Articoli pubblicati altrove e qui raccolti: non il classico, egolaico, ennesimo blog

da teatro.org

a fondo pagina la maschera di ricerca per gli spettacoli

lunedì 28 marzo 2011

Wilde, così non è se vi pare

(da Giudizio Universale)
Una pellicola immaginaria riavvolge una fra le più note commedie dell'autore britannico, Il marito ideale. La regia di Roberto Valerio porta alle estreme conseguenze la satira feroce contro le ipocrisie della società



"È soltanto negli specchi che bisogna guardare.
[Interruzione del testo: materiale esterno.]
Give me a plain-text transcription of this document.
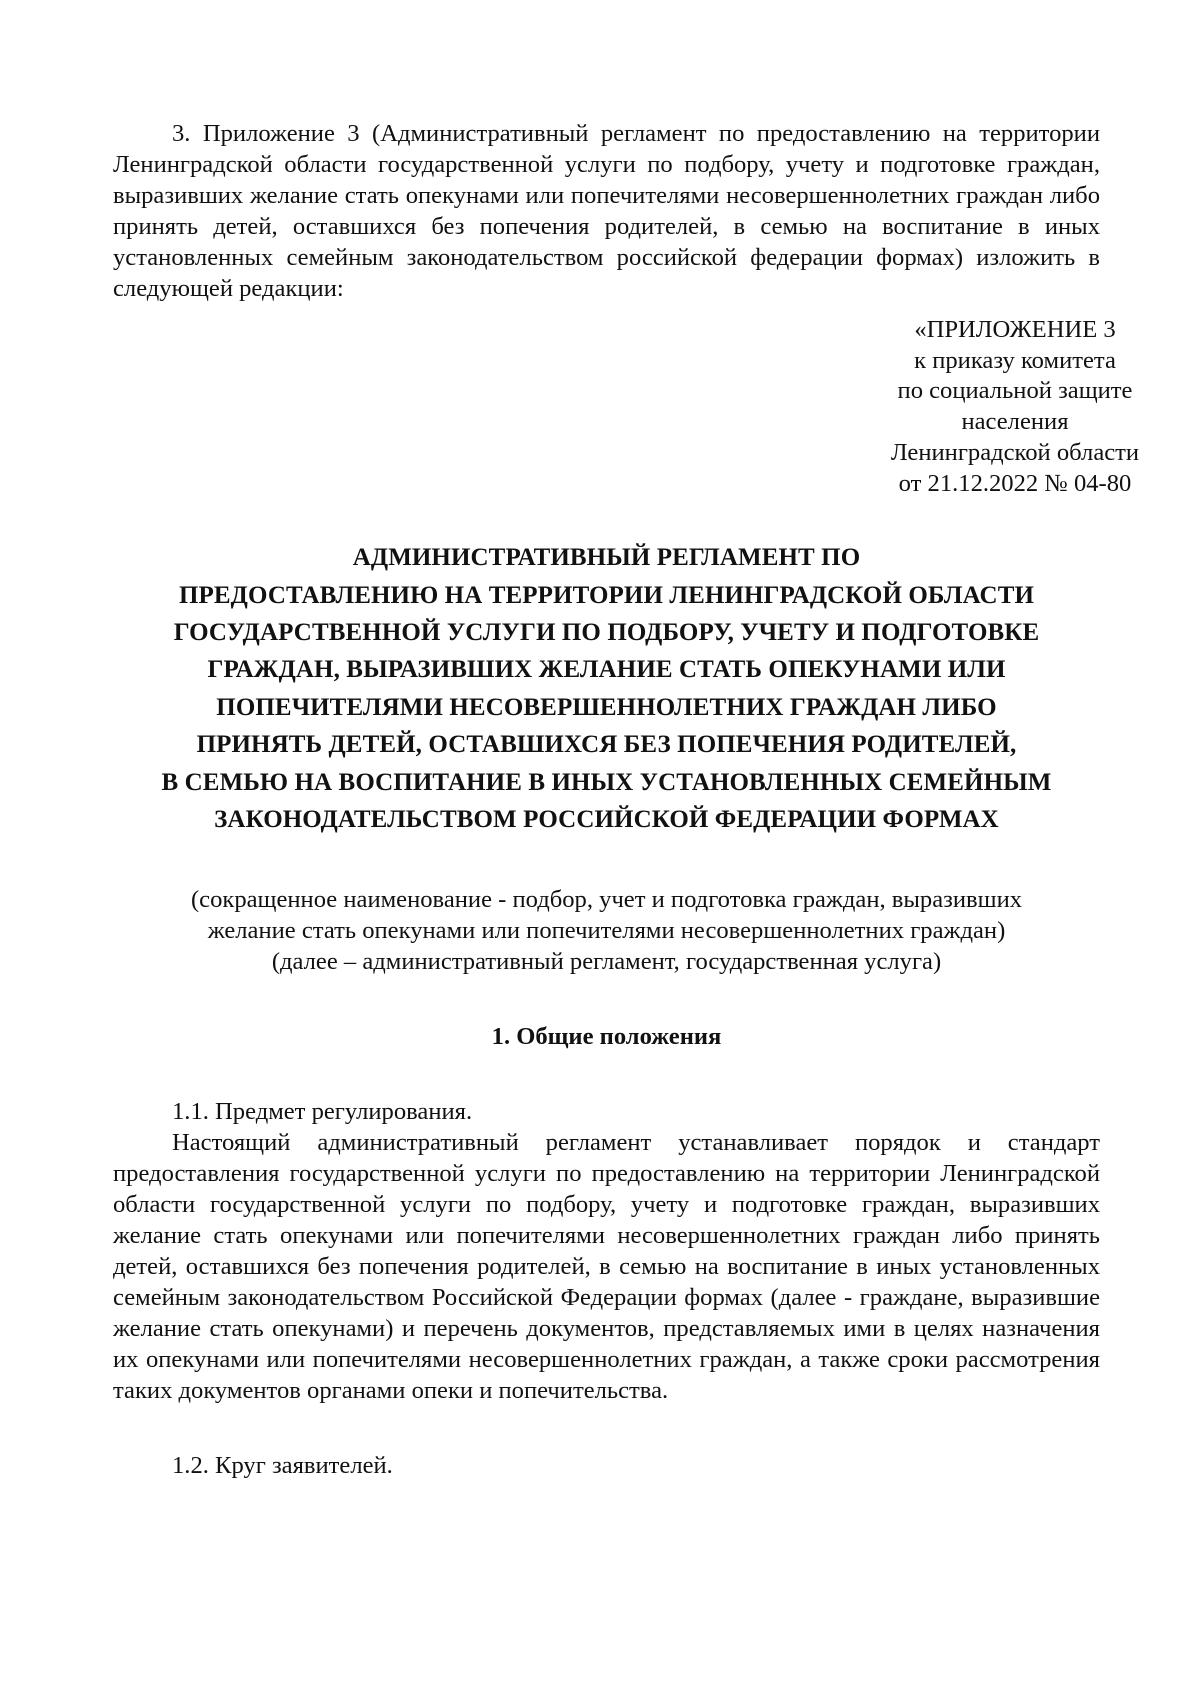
3. Приложение 3 (Административный регламент по предоставлению на территории Ленинградской области государственной услуги по подбору, учету и подготовке граждан, выразивших желание стать опекунами или попечителями несовершеннолетних граждан либо принять детей, оставшихся без попечения родителей, в семью на воспитание в иных установленных семейным законодательством российской федерации формах) изложить в следующей редакции:

«ПРИЛОЖЕНИЕ 3
к приказу комитета
по социальной защите
населения
Ленинградской области
от 21.12.2022 № 04-80
АДМИНИСТРАТИВНЫЙ РЕГЛАМЕНТ ПО
ПРЕДОСТАВЛЕНИЮ НА ТЕРРИТОРИИ ЛЕНИНГРАДСКОЙ ОБЛАСТИ
ГОСУДАРСТВЕННОЙ УСЛУГИ ПО ПОДБОРУ, УЧЕТУ И ПОДГОТОВКЕ
ГРАЖДАН, ВЫРАЗИВШИХ ЖЕЛАНИЕ СТАТЬ ОПЕКУНАМИ ИЛИ
ПОПЕЧИТЕЛЯМИ НЕСОВЕРШЕННОЛЕТНИХ ГРАЖДАН ЛИБО
ПРИНЯТЬ ДЕТЕЙ, ОСТАВШИХСЯ БЕЗ ПОПЕЧЕНИЯ РОДИТЕЛЕЙ,
В СЕМЬЮ НА ВОСПИТАНИЕ В ИНЫХ УСТАНОВЛЕННЫХ СЕМЕЙНЫМ
ЗАКОНОДАТЕЛЬСТВОМ РОССИЙСКОЙ ФЕДЕРАЦИИ ФОРМАХ
(сокращенное наименование - подбор, учет и подготовка граждан, выразивших
желание стать опекунами или попечителями несовершеннолетних граждан)
(далее – административный регламент, государственная услуга)

1. Общие положения

1.1. Предмет регулирования.

Настоящий административный регламент устанавливает порядок и стандарт предоставления государственной услуги по предоставлению на территории Ленинградской области государственной услуги по подбору, учету и подготовке граждан, выразивших желание стать опекунами или попечителями несовершеннолетних граждан либо принять детей, оставшихся без попечения родителей, в семью на воспитание в иных установленных семейным законодательством Российской Федерации формах (далее - граждане, выразившие желание стать опекунами) и перечень документов, представляемых ими в целях назначения их опекунами или попечителями несовершеннолетних граждан, а также сроки рассмотрения таких документов органами опеки и попечительства.

1.2. Круг заявителей.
Perché gli specchi ci mostrano solo le maschere". Così sentenzia il disperato e tragicomico Erode della Salomè wildiana, fantasmagorica pièce assurta a emblema del teatro simbolista e di svariati alfieri d’avanguardie vecchie e nuove. E a queste parole sembra ispirarsi la godibile e maliziosa declinazione cui Roberto Valerio sottopone An Ideal Husband, sardonico testo che il dandy irlandese, inserendosi in un felice filone non distante dal miglior Feydeau, ambientava all’interno della upper class britannica di fine Ottocento.
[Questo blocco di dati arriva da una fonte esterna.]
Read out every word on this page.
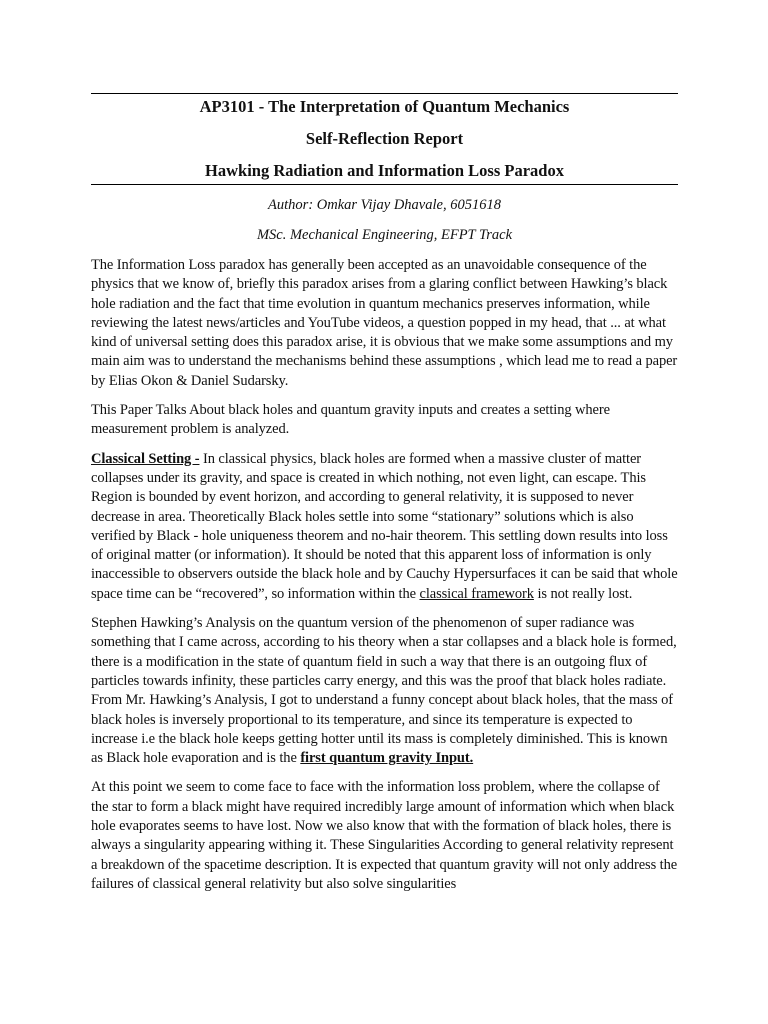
AP3101 - The Interpretation of Quantum Mechanics
Self-Reflection Report
Hawking Radiation and Information Loss Paradox

Author: Omkar Vijay Dhavale, 6051618

MSc. Mechanical Engineering, EFPT Track

The Information Loss paradox has generally been accepted as an unavoidable consequence of the physics that we know of, briefly this paradox arises from a glaring conflict between Hawking’s black hole radiation and the fact that time evolution in quantum mechanics preserves information, while reviewing the latest news/articles and YouTube videos, a question popped in my head, that ... at what kind of universal setting does this paradox arise, it is obvious that we make some assumptions and my main aim was to understand the mechanisms behind these assumptions , which lead me to read a paper by Elias Okon & Daniel Sudarsky.

This Paper Talks About black holes and quantum gravity inputs and creates a setting where measurement problem is analyzed.

Classical Setting - In classical physics, black holes are formed when a massive cluster of matter collapses under its gravity, and space is created in which nothing, not even light, can escape. This Region is bounded by event horizon, and according to general relativity, it is supposed to never decrease in area. Theoretically Black holes settle into some “stationary” solutions which is also verified by Black - hole uniqueness theorem and no-hair theorem. This settling down results into loss of original matter (or information). It should be noted that this apparent loss of information is only inaccessible to observers outside the black hole and by Cauchy Hypersurfaces it can be said that whole space time can be “recovered”, so information within the classical framework is not really lost.

Stephen Hawking’s Analysis on the quantum version of the phenomenon of super radiance was something that I came across, according to his theory when a star collapses and a black hole is formed, there is a modification in the state of quantum field in such a way that there is an outgoing flux of particles towards infinity, these particles carry energy, and this was the proof that black holes radiate. From Mr. Hawking’s Analysis, I got to understand a funny concept about black holes, that the mass of black holes is inversely proportional to its temperature, and since its temperature is expected to increase i.e the black hole keeps getting hotter until its mass is completely diminished. This is known as Black hole evaporation and is the first quantum gravity Input.

At this point we seem to come face to face with the information loss problem, where the collapse of the star to form a black might have required incredibly large amount of information which when black hole evaporates seems to have lost. Now we also know that with the formation of black holes, there is always a singularity appearing withing it. These Singularities According to general relativity represent a breakdown of the spacetime description. It is expected that quantum gravity will not only address the failures of classical general relativity but also solve singularities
Commedia farsesca, giocata sul feroce slittamento dei piani di verità, in cui niente è mai come sembra: a farla da padrone è il plesso di simulazioni e dissimulazioni cui si trovano costretti a precipitare i personaggi, nell’irrealizzabile velleità d’esser ciò che, puntualmente, non sono. Il piano utopico dell’uomo provetto, consorte ideale, politico idealista e probo, si rovescia nella sarcastica distopia della menzogna, necessaria per non perdere tutto quel che ha accumulato in una vita intera, macchiata da un solo, ma imperdonabile, peccato originale. L’ironia di Wilde, che tutto condisce attraverso una scherma testuale di fulminanti aforismi passati poi alla storia, è però assai più profonda, spietata, corrode dall’interno l’involucro, la forma stessa della commedia, mediante quella che, in apparenza, è una struttura comica perfetta, di precisione e brillantezza apollinee.
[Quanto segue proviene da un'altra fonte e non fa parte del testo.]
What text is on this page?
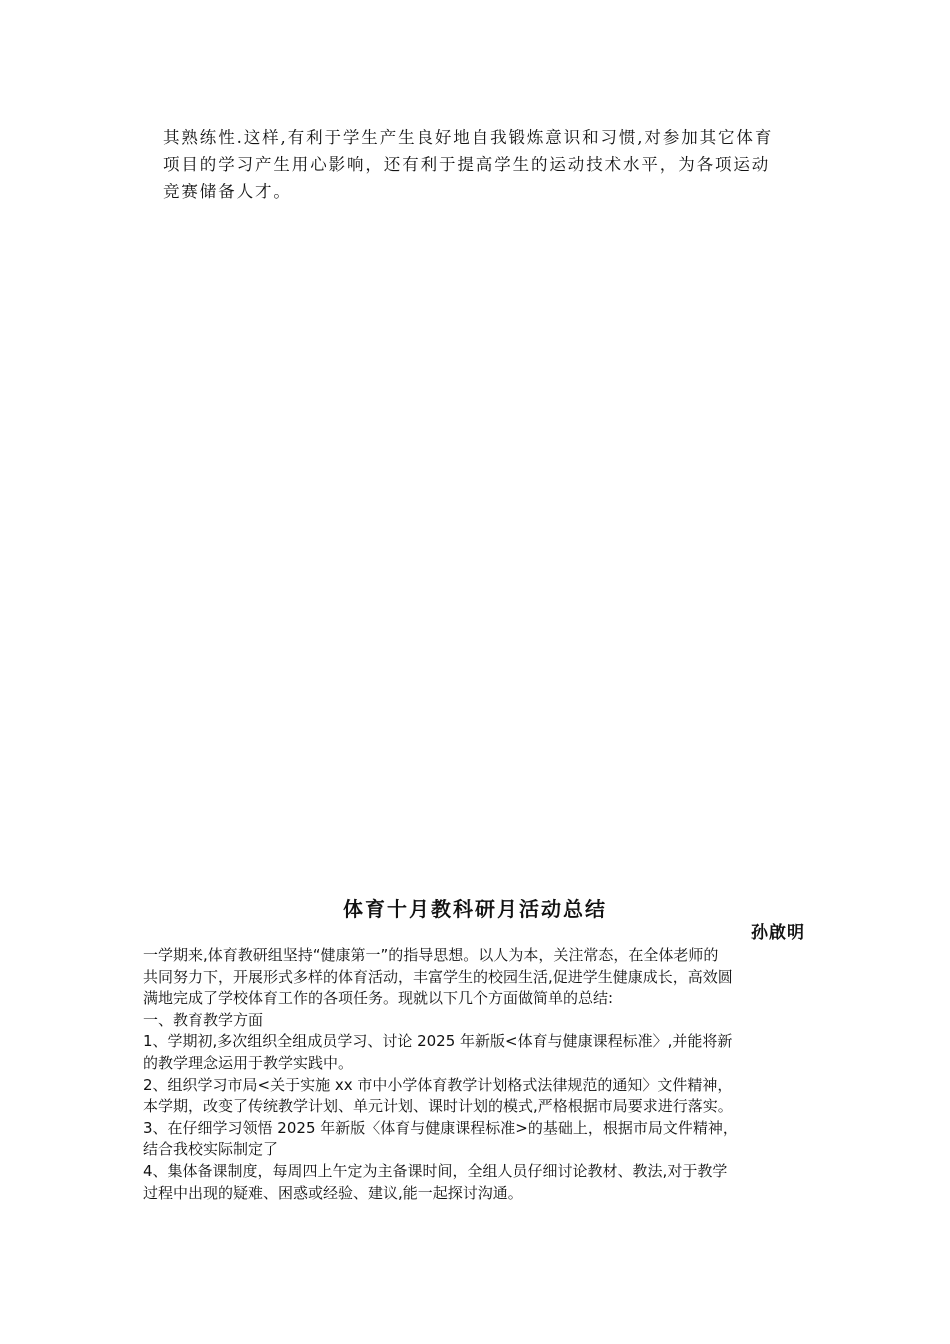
其熟练性.这样,有利于学生产生良好地自我锻炼意识和习惯,对参加其它体育
项目的学习产生用心影响，还有利于提高学生的运动技术水平，为各项运动
竞赛储备人才。
体育十月教科研月活动总结
孙啟明
一学期来,体育教研组坚持“健康第一”的指导思想。以人为本，关注常态，在全体老师的
共同努力下，开展形式多样的体育活动，丰富学生的校园生活,促进学生健康成长，高效圆
满地完成了学校体育工作的各项任务。现就以下几个方面做简单的总结:
一、教育教学方面
1、学期初,多次组织全组成员学习、讨论 2025 年新版<体育与健康课程标准〉,并能将新
的教学理念运用于教学实践中。
2、组织学习市局<关于实施 xx 市中小学体育教学计划格式法律规范的通知〉文件精神，
本学期，改变了传统教学计划、单元计划、课时计划的模式,严格根据市局要求进行落实。
3、在仔细学习领悟 2025 年新版〈体育与健康课程标准>的基础上，根据市局文件精神，
结合我校实际制定了
4、集体备课制度，每周四上午定为主备课时间，全组人员仔细讨论教材、教法,对于教学
过程中出现的疑难、困惑或经验、建议,能一起探讨沟通。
S’apre il sipario su un sontuoso interno d’epoca: arredi eleganti (due tavoli di legno lavorato, un ampio canapè, alcune sedie) e un fondale di pannelli mobili che, ruotando, definiranno l’unico cambio d’ambientazione del testo. I sei attori in scena, rigorosamente in abiti acconci, pronunciano alcune battute per poi, sul vorticoso effetto fonico di riavvolgimento d’un nastro audio, muoversi a ritroso: lacerti di commedia, frantumi drammaturgici, come se il susseguirsi degli eventi fosse risucchiato all’indietro da un’irresistibile forza centripeta. Effetto reiterato, che diverte, ma spiazza anche il pubblico domenicale del Manzoni di Pistoia.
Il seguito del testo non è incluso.